Super Vee benefitted from the support of Volkswagen and Bosch, but Formula Ford and Atlantic didn't enjoy much help from the traditional sanctioning bodies or many commercial partners. Toyota helped Atlantic for quite a few years and more recently Mazda aided Atlantic's fleeting rebirth before the category's apparent final failure a few years ago amid the IRL/Champ Car merger.

Today, Atlantic and Super Vee are dead and Formula Ford is a mere shadow of its once roaring self. The latest version of the 'Road to Indy' includes the Star Mazda and Cooper Tires F2000 series as well as the Jim Russell and Skip Barber entry level series. At the top of the ladder system is Indy Lights, but the Lights series is a tough sell as high costs and very little overall media coverage have contributed to the small fields of recent years and dearth of American talent on the grid.

Meanwhile, it's interesting that Keith Wiggins, owner of IndyCar team HVM Racing, looks likely to turn his team's attention from IndyCar to the World Endurance Championship because it has a stable formula and a worldwide market. Wiggins is shying away from the ALMS/Grand-Am because the formula for the future isn't clear. His thinking is sound, based on business principles rather than wishful thinking.

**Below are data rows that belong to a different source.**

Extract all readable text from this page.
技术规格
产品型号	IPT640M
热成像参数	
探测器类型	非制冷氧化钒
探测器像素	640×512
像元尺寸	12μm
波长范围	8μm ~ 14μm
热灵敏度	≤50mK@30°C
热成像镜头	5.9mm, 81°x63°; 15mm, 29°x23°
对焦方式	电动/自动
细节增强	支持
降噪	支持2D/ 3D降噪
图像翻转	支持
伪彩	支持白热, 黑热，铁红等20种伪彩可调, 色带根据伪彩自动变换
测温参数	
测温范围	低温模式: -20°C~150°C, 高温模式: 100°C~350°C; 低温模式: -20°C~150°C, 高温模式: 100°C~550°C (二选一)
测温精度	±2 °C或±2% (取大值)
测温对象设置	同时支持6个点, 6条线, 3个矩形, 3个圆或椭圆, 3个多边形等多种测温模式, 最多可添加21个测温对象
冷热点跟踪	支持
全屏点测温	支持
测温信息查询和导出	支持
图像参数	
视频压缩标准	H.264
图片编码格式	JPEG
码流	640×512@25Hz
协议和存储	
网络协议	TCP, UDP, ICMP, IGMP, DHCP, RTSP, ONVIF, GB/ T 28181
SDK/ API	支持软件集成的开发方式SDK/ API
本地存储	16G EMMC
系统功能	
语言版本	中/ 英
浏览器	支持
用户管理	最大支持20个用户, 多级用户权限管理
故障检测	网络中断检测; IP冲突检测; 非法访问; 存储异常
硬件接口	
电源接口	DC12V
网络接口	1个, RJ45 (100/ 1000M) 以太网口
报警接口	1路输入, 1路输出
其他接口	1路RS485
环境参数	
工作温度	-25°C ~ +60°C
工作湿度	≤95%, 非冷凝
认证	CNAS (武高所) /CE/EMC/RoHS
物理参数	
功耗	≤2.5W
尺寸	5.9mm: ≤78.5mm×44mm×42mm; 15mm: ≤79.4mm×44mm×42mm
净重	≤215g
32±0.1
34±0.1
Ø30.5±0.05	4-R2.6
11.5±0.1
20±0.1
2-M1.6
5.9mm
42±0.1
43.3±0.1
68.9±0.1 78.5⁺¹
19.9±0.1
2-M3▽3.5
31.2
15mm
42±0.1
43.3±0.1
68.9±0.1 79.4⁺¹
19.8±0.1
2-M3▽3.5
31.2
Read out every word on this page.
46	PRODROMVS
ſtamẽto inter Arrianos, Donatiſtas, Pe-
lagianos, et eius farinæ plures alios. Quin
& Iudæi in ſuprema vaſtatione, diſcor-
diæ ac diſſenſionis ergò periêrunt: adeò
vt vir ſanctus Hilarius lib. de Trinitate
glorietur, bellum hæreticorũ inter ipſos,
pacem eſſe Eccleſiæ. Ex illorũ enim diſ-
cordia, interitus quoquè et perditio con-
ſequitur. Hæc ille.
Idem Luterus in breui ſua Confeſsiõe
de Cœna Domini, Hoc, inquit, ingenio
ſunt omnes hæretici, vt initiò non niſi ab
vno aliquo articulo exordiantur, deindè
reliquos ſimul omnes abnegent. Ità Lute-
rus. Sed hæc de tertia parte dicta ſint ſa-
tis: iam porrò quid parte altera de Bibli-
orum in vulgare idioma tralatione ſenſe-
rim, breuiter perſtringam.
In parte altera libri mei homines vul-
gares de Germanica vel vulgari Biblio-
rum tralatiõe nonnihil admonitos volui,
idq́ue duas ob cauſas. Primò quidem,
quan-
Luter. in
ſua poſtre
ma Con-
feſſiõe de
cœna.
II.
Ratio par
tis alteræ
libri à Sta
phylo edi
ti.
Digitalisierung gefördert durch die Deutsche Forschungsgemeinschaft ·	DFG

On the positive side, all of us were pleased to see the radical new Delta Wing car showing its stuff this year at Le Mans and Road Atlanta and we congratulate the ALMS for embracing the Delta Wing for 2013. Here's hoping it has a big impact on American sports car racing and that the combined 2014 series will find a way to encourage future development of the concept.

The Delta Wing also opened our eyes to the possibilities of introducing Open Source engineering to motor racing. Exactly how to adopt the principle has yet to be defined but it's an exciting idea. I discussed it a little in this space last year and will return to the subject in the near future. Open source was also discussed by Chip Ganassi in a recent Road & Track column.

"Open source racing is a disruptive idea," Ganassi wrote at the end of his column. "But I think it's our best shot at once again making automobile competition a beacon for the world's best and brightest minds. The ideas and talent are out there. All we have to do is harness them."

More than a few people I know also talk about staging a 1,000 mile fuel efficiency race at the Indianapolis Motor Speedway with a limited supply of energy. They see such a race as a way to push racing into the spotlight in a concerned, relevant manner.

Indeed, there's no lack of talk or ideas out there about how racing can once again become a relevant sport and enjoy a renaissance. Without doubt, there's been a serious lack of leadership for many years and it will be interesting to see if some fresh thinking can emerge to take hold of the sport and push it forward into a new age.